- The chemical structure of modafinil, the prototypical drug of this class

Class identifiers
- Synonyms: Eugrégorique; Eugregorique; Eugregoric; Vigilance-promoting agent
- Use: To increase wakefulness and arousal, to reduce sleepiness and sedation
- ATC code: N06B

Legal status

= Eugeroic =

Drug for wakefulness and alertness

A eugeroic, or eugregoric, is a type of drug that increases wakefulness. The term has been used inconsistently and in multiple ways in the scientific literature, either to refer specifically to modafinil-type wakefulness-promoting agents or to refer to wakefulness-promoting agents generally. It was first introduced in the French literature in 1987 as a descriptor for modafinil-like wakefulness-promoting drugs and for purposes of distinguishing such drugs from psychostimulants. However, the term "eugeroic" has not been widely adopted in the literature, and instead the term "wakefulness-promoting agent" (and variations thereof) has been more widely used, both for modafinil-type drugs and other agents.

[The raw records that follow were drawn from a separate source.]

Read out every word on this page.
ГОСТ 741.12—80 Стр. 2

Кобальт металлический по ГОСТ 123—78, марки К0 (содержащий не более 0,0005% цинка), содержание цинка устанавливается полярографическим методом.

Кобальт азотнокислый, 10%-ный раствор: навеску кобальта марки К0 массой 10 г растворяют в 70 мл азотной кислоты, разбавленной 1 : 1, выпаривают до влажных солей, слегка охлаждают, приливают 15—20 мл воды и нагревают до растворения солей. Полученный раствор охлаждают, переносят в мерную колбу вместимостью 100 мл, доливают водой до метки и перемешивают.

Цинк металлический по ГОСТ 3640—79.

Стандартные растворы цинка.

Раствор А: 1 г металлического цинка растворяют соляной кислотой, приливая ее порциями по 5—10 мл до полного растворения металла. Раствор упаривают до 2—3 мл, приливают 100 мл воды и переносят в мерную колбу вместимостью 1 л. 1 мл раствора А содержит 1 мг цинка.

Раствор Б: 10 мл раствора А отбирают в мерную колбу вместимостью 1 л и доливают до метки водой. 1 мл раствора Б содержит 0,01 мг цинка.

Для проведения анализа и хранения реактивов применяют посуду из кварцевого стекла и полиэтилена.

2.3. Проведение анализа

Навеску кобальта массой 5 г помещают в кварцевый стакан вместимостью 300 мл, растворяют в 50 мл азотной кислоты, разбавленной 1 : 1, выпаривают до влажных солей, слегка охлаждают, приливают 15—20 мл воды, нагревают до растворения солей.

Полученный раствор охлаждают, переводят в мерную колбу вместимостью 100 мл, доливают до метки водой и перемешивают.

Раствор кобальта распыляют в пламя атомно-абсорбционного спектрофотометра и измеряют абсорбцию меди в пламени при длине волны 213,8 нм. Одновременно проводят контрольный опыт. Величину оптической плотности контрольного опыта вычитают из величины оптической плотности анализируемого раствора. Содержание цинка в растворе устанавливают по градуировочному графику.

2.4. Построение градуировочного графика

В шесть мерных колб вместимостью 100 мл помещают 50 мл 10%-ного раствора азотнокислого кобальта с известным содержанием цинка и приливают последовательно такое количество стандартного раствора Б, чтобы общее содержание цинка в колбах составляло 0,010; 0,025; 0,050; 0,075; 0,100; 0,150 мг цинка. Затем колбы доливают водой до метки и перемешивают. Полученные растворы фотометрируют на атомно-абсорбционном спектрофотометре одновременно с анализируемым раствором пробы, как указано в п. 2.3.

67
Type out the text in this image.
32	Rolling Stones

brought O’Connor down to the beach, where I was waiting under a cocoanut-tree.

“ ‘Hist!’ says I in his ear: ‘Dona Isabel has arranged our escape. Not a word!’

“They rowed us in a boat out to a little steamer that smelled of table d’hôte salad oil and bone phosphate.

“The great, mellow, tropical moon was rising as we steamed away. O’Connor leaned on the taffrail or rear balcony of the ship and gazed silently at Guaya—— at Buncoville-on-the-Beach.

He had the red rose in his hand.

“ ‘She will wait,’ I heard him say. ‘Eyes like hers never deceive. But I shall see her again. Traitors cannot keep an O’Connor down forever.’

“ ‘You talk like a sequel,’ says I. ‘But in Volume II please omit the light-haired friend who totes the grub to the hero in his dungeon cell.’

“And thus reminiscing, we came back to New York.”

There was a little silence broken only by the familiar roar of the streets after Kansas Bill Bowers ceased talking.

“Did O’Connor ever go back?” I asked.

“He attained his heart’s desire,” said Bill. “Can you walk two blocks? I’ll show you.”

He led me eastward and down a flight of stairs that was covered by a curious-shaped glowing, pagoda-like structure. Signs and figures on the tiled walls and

Eugeroics, in the sense of modafinil-type wakefulness promoting agents, include modafinil itself, armodafinil, and adrafinil, among others. They are medically indicated for the treatment of certain sleep disorders, including excessive daytime sleepiness (EDS) in narcolepsy or obstructive sleep apnea (OSA). Eugeroics are also often prescribed off-label for the treatment of EDS in idiopathic hypersomnia. In contrast to classical psychostimulants, such as amphetamine and methylphenidate, which are also used in the treatment of these disorders, eugeroics typically do not produce euphoria, and, consequently, have lower misuse potential.

Modafinil and armodafinil are thought to act as selective, weak, atypical dopamine reuptake inhibitors (DRIs). However, additional actions are also possible and have not been ruled out. Adrafinil acts as a prodrug of modafinil and hence shares its mechanism of action. Certain other drugs acting as atypical DRIs with known or potential wakefulness-promoting effects include solriamfetol (also a norepinephrine reuptake inhibitor), vanoxerine, phenylpiracetam, and mesocarb. Other wakefulness-promoting agents act in a variety of other ways.

==List of eugeroics==
===Marketed===
- Armodafinil (Nuvigil, CRL-40982, CEP-10952, (R)-modafinil) – the (R)-enantiomer of modafinil
- Modafinil (Provigil, Alertec, Modavigil, CRL-40476) – a racemic mixture of armodafinil and esmodafinil
- Solriamfetol (Sunosi).
- Pitolisant (Wakix).
- Oveporexton (Orzeyful)

===Discontinued===
- Adrafinil (Olmifon, CRL-40028, N-hydroxymodafinil) – a hydroxy-substituted derivative and prodrug of modafinil

===Never marketed===
- Esmodafinil (CRL-40983, (S)-modafinil) – the (S)-enantiomer of modafinil
- Fladrafinil (CRL-40941, fluorafinil, bisfluoroadrafinil) – a bisfluoro-substituted derivative of adrafinil
- Flmodafinil (CRL-40940, NLS-4, JBG01-41, bisfluoromodafinil, lauflumide) – a bisfluoro-substituted derivative of modafinil
- Fluorenol ("hydrafinil") – a novel eugeroic structurally unrelated to modafinil and its analogues
- Modafiendz (methylbisfluoromodafinil) – a methyl and bisfluoro-substituted derivative of modafinil

==Novel eugeroics==

The pharmaceutical company Cephalon, the original United States market rights holder of modafinil, has demonstrated initiative in the development of a successor to the prototypical eugeroic. Of the more than twenty compounds preclinically tested in Cephalon's three-part drug discovery series, the compound fluorenol was selected as a lead. Fluorenol was found to induce wakefulness to a greater degree than modafinil, despite possessing a lower affinity for the dopamine transporter (DAT). Many other modafinil analogues have also subsequently been developed, not specifically as wakefulness-promoting agents but for treatment of conditions like psychostimulant use disorder and motivational disorders.